Read section 15.2, “Dividends or Repurchases? Does the Choice Affect Shareholder Value?” Final exam problems may specify perfect capital markets (with no taxes or dividend clienteles). The textbook notes several irrelevance theorems; figure 15.5 on page 443 helps you grasp the absence of an effect from paying dividends on the firm’s value in perfect capital markets. The irrelevance theorem for capital structure is similar, so make sure you understand the concept.
No final exam problems are drawn from section 15-3 Dividend Clienteles. Years ago, some older persons relied on stock dividends for income. But cashing small checks every few weeks is inefficient; few investors now require high dividend shares.
Read section 15-4 Taxes and Payout Policy. Taxes affect values of stock and bonds as well as firms’ capital structure. They affect final exam problems on weighted average cost of capital and the return on debt capital. Dividends, bond interest, and stock capital gains are taxed at different rates, affecting the choice of dividend payments vs repurchases and bond issues vs stock issues.
Read section 15-45 “Payout Policy and the Life Cycle of the Firm” on pages 449-452.
Dividend payouts highlight some unsolved problems. This is not a math course, where everything is proved; it is not a social science class where data are sparse.

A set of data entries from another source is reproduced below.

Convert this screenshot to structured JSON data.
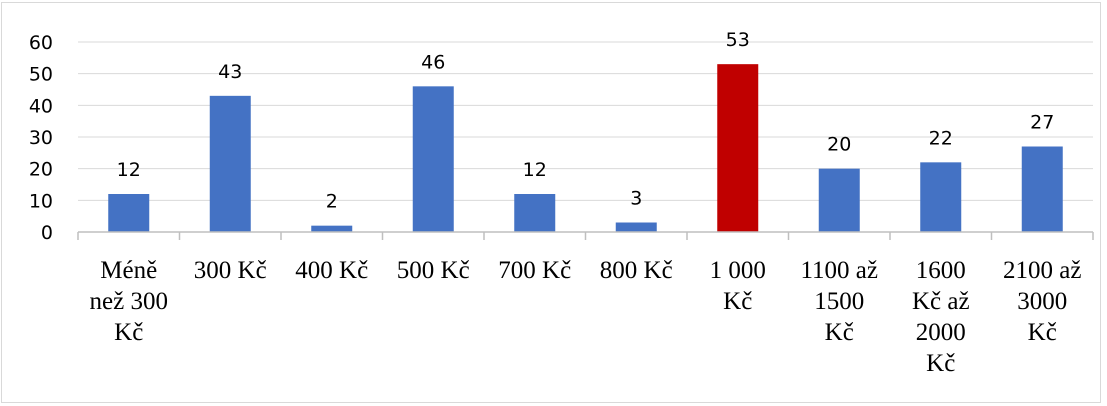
{
  "chart_data": {
    "type": "bar",
    "title": "",
    "xlabel": "",
    "ylabel": "",
    "categories": [
      [
        "Méně",
        "než 300",
        "Kč"
      ],
      [
        "300 Kč"
      ],
      [
        "400 Kč"
      ],
      [
        "500 Kč"
      ],
      [
        "700 Kč"
      ],
      [
        "800 Kč"
      ],
      [
        "1 000",
        "Kč"
      ],
      [
        "1100 až",
        "1500",
        "Kč"
      ],
      [
        "1600",
        "Kč až",
        "2000",
        "Kč"
      ],
      [
        "2100 až",
        "3000",
        "Kč"
      ]
    ],
    "values": [
      12,
      43,
      2,
      46,
      12,
      3,
      53,
      20,
      22,
      27
    ],
    "data_labels": [
      "12",
      "43",
      "2",
      "46",
      "12",
      "3",
      "53",
      "20",
      "22",
      "27"
    ],
    "colors": [
      "#4472c4",
      "#4472c4",
      "#4472c4",
      "#4472c4",
      "#4472c4",
      "#4472c4",
      "#c00000",
      "#4472c4",
      "#4472c4",
      "#4472c4"
    ],
    "ylim": [
      0,
      60
    ],
    "yticks": [
      0,
      10,
      20,
      30,
      40,
      50,
      60
    ],
    "ytick_labels": [
      "0",
      "10",
      "20",
      "30",
      "40",
      "50",
      "60"
    ],
    "grid": true,
    "legend": "none"
  }
}
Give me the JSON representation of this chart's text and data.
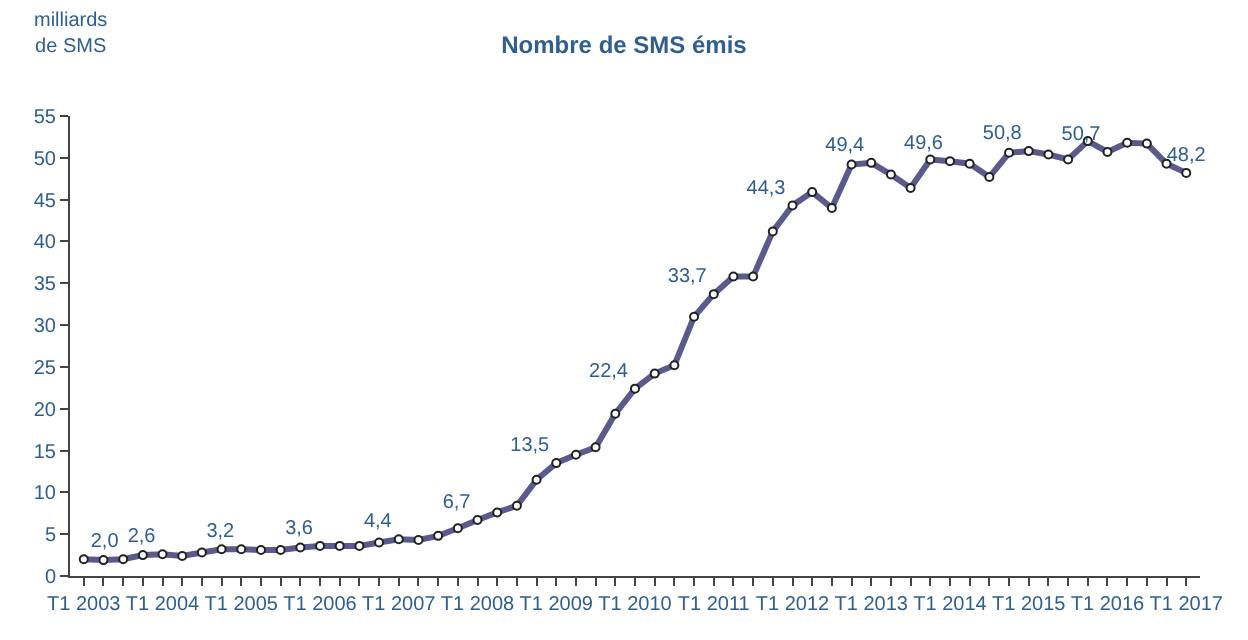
{
  "chart_data": {
    "type": "line",
    "title": "Nombre de SMS émis",
    "ylabel": "milliards\nde SMS",
    "categories": [
      "T1 2003",
      null,
      null,
      null,
      "T1 2004",
      null,
      null,
      null,
      "T1 2005",
      null,
      null,
      null,
      "T1 2006",
      null,
      null,
      null,
      "T1 2007",
      null,
      null,
      null,
      "T1 2008",
      null,
      null,
      null,
      "T1 2009",
      null,
      null,
      null,
      "T1 2010",
      null,
      null,
      null,
      "T1 2011",
      null,
      null,
      null,
      "T1 2012",
      null,
      null,
      null,
      "T1 2013",
      null,
      null,
      null,
      "T1 2014",
      null,
      null,
      null,
      "T1 2015",
      null,
      null,
      null,
      "T1 2016",
      null,
      null,
      null,
      "T1 2017"
    ],
    "series": [
      {
        "color": "#5c5a8c",
        "values": [
          2.0,
          1.9,
          2.0,
          2.5,
          2.6,
          2.4,
          2.8,
          3.2,
          3.2,
          3.1,
          3.1,
          3.4,
          3.6,
          3.6,
          3.6,
          4.0,
          4.4,
          4.3,
          4.8,
          5.7,
          6.7,
          7.6,
          8.4,
          11.5,
          13.5,
          14.5,
          15.4,
          19.4,
          22.4,
          24.2,
          25.2,
          31.0,
          33.7,
          35.8,
          35.8,
          41.2,
          44.3,
          45.9,
          44.0,
          49.2,
          49.4,
          48.0,
          46.4,
          49.8,
          49.6,
          49.3,
          47.7,
          50.6,
          50.8,
          50.4,
          49.8,
          52.0,
          50.7,
          51.8,
          51.7,
          49.3,
          48.2
        ],
        "value_labels": [
          "2,0",
          null,
          null,
          null,
          "2,6",
          null,
          null,
          null,
          "3,2",
          null,
          null,
          null,
          "3,6",
          null,
          null,
          null,
          "4,4",
          null,
          null,
          null,
          "6,7",
          null,
          null,
          null,
          "13,5",
          null,
          null,
          null,
          "22,4",
          null,
          null,
          null,
          "33,7",
          null,
          null,
          null,
          "44,3",
          null,
          null,
          null,
          "49,4",
          null,
          null,
          null,
          "49,6",
          null,
          null,
          null,
          "50,8",
          null,
          null,
          null,
          "50,7",
          null,
          null,
          null,
          "48,2"
        ]
      }
    ],
    "ylim": [
      0,
      55
    ],
    "yticks": [
      0,
      5,
      10,
      15,
      20,
      25,
      30,
      35,
      40,
      45,
      50,
      55
    ],
    "marker": "circle",
    "line_style": "solid"
  }
}
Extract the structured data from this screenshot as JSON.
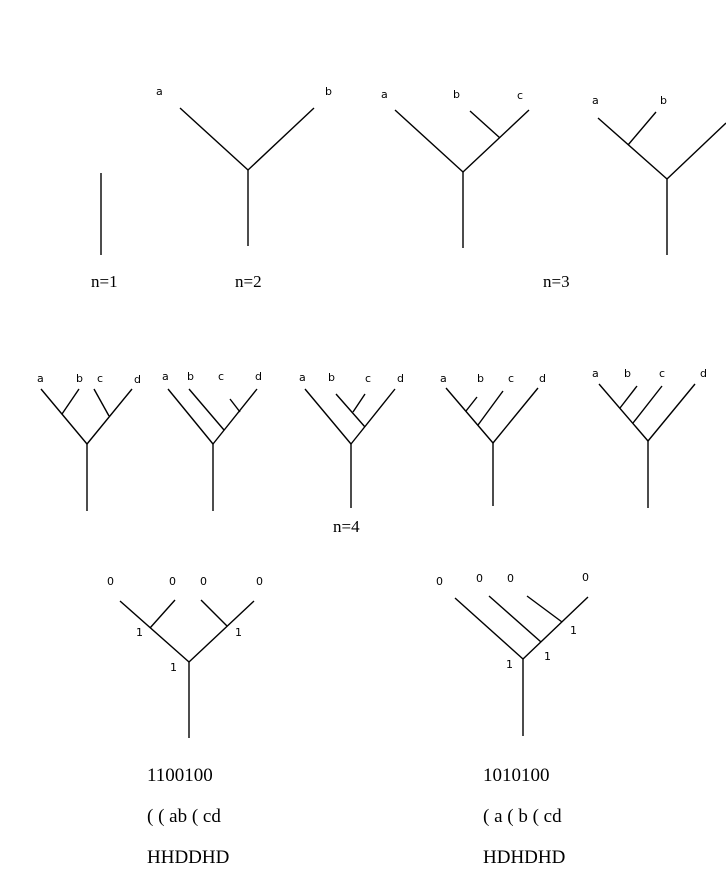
{
  "captions": {
    "n1": "n=1",
    "n2": "n=2",
    "n3": "n=3",
    "n4": "n=4"
  },
  "leaves": {
    "a": "a",
    "b": "b",
    "c": "c",
    "d": "d"
  },
  "bits": {
    "zero": "0",
    "one": "1"
  },
  "encodings": {
    "left": {
      "binary": "1100100",
      "parens": "( ( ab ( cd",
      "hd": "HHDDHD"
    },
    "right": {
      "binary": "1010100",
      "parens": "( a ( b ( cd",
      "hd": "HDHDHD"
    }
  }
}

We have a hundred years of data from thousands of firms, but we still can’t figure out why firms pay the dividends that they do. This makes corporate finance so fascinating – and so promising for the student who can interpret the real world.
Review end of chapter problems 1, 2, 3, 5, 14, and 15a,b.
Illustrative test questions, problems, and homework assignments are shown separately on the discussion forum.